Daasity Data Model: Overview & Design Philosophy

This article provides an outline of the general Daasity Data Model, why we designed the data model this way, and how the Daasity transformation layer works.

Design Philosophy

The Daasity Data Model was designed to be future-proof so that a complete rebuild of reporting would not be needed when either a source system changed or a new source system was added.

Our team's experience of dealing with switching Email Service Providers (ESPs) and changing APIs lead to this design that allows us to minimize the impact by leveraging a normalized middle layer so that we only need to make one set of changes when upstream systems are modified.

daasity_data_model_concept

Data undergoes three steps:

  1. Data is replicated from the source system into the Extractor Schema
  2. Data is transformed from the Extractor Schema into a Normalized Schema
  3. Data is transformed from the Normalized Schema into the Reporting Schema

Extractor Schema

The extractor schema is the best representation of the source system (SaaS platform, database or other data source) that is possible in a traditional database structure. Thus, nested data sources (e.g., JSON) may be denested into multiple tables.

This approach enables us to implement an ELT approach and move the transformation logic to a SQL/Python layer where it is easier to access and modify

Although our storage costs may increase because of the data replication, in the Consumer Product Brand industry the size of data is relatively small, and storage costs are minimal in comparison to the cost of maintaining pipelines that transform from source to end reporting.

Normalization Schema

The normalization schemas are a core component of the Daasity platform.
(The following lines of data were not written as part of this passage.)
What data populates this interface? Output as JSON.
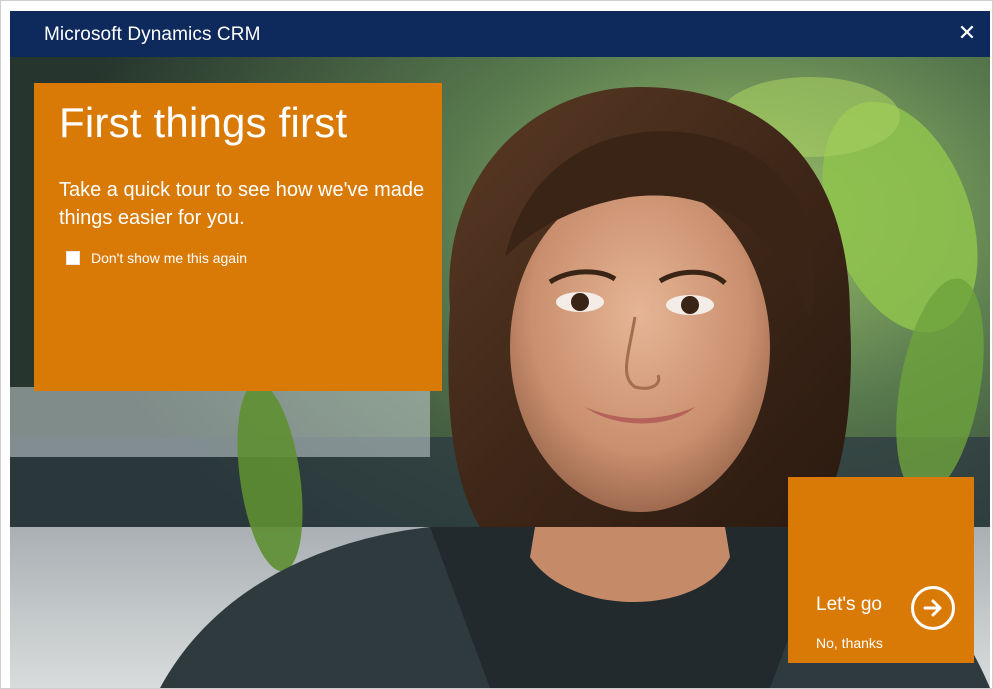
{
  "window": {
    "title": "Microsoft Dynamics CRM",
    "close_glyph": "✕",
    "close_icon": "close-icon"
  },
  "intro": {
    "heading": "First things first",
    "description": "Take a quick tour to see how we've made things easier for you.",
    "dont_show_label": "Don't show me this again",
    "dont_show_checked": false
  },
  "actions": {
    "lets_go_label": "Let's go",
    "lets_go_icon": "arrow-right-circle-icon",
    "no_thanks_label": "No, thanks"
  },
  "colors": {
    "titlebar": "#0e2a5c",
    "tile_orange": "#d97a07",
    "text": "#ffffff"
  }
}
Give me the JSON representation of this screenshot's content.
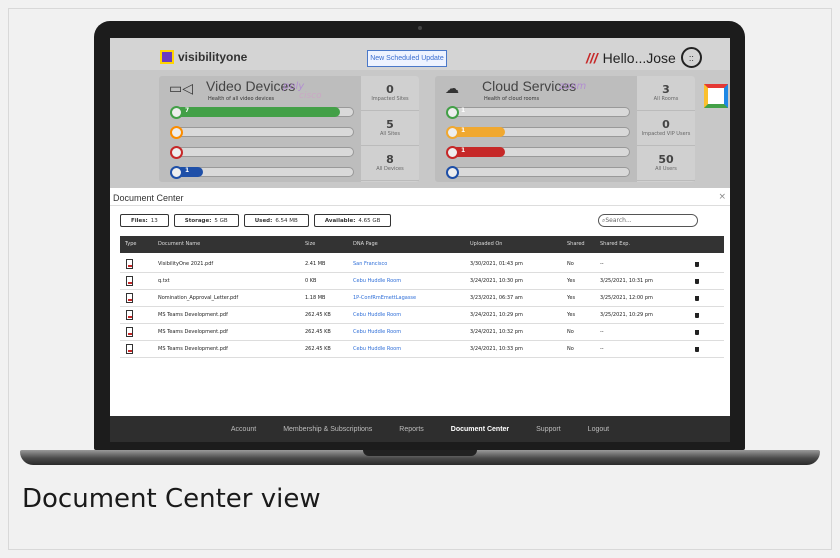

Developing a normalization schema has significants impacts for analytics development, as it reduces the overall maintenance of the data model and allows you to plan for the future.

For example, our Unified Order Schema (UOS) is built to support a multi-shipment/multi-recipient framework across eCommerce, Marketplace, Retail, and Wholesale, which very few commerce platforms support.

This means if a commerce platform were to add additional functionality for multi-shipment/multi-recipient you would only need to change the transformation code from the Extractor Schema to the Normalization Schema, and none of the downstream data models and reports would be impacted. This greatly reduces the maintenance, as we have one single data model to change.

Currently we have three normalized data models deployed:

  • Unified Order Schema (UOS): a data model built for multi-channel / multi-shipment / multi-recipient orders
  • Unified Notification Schema (UNS): a data model built to combine email, SMS, push and app notifications together
  • Unified Marketing Schema (UMS): a data model built to combine all paid marketing platforms together

We are currently designing two additional data models to support omnichannel and other complex business cases:

  • Unified Traffic Schema (UTS): a data model built to track retail, eCommerce, and Marketplace traffic and conversion
  • Unified Subscription Schema (USS): a data model built to normalize subscription data to enable easier switching between subscription platform

Data Reporting Schema

The data reporting schema (DRP) is the source schema for reporting and where we link a visualization tool like Looker, Tableau or Sigma Computing. Building the data reporting schema from the normalized schema enables us to build the business logic into this transformation layer and limit changes that need to be made to changes to business logic and not the source system.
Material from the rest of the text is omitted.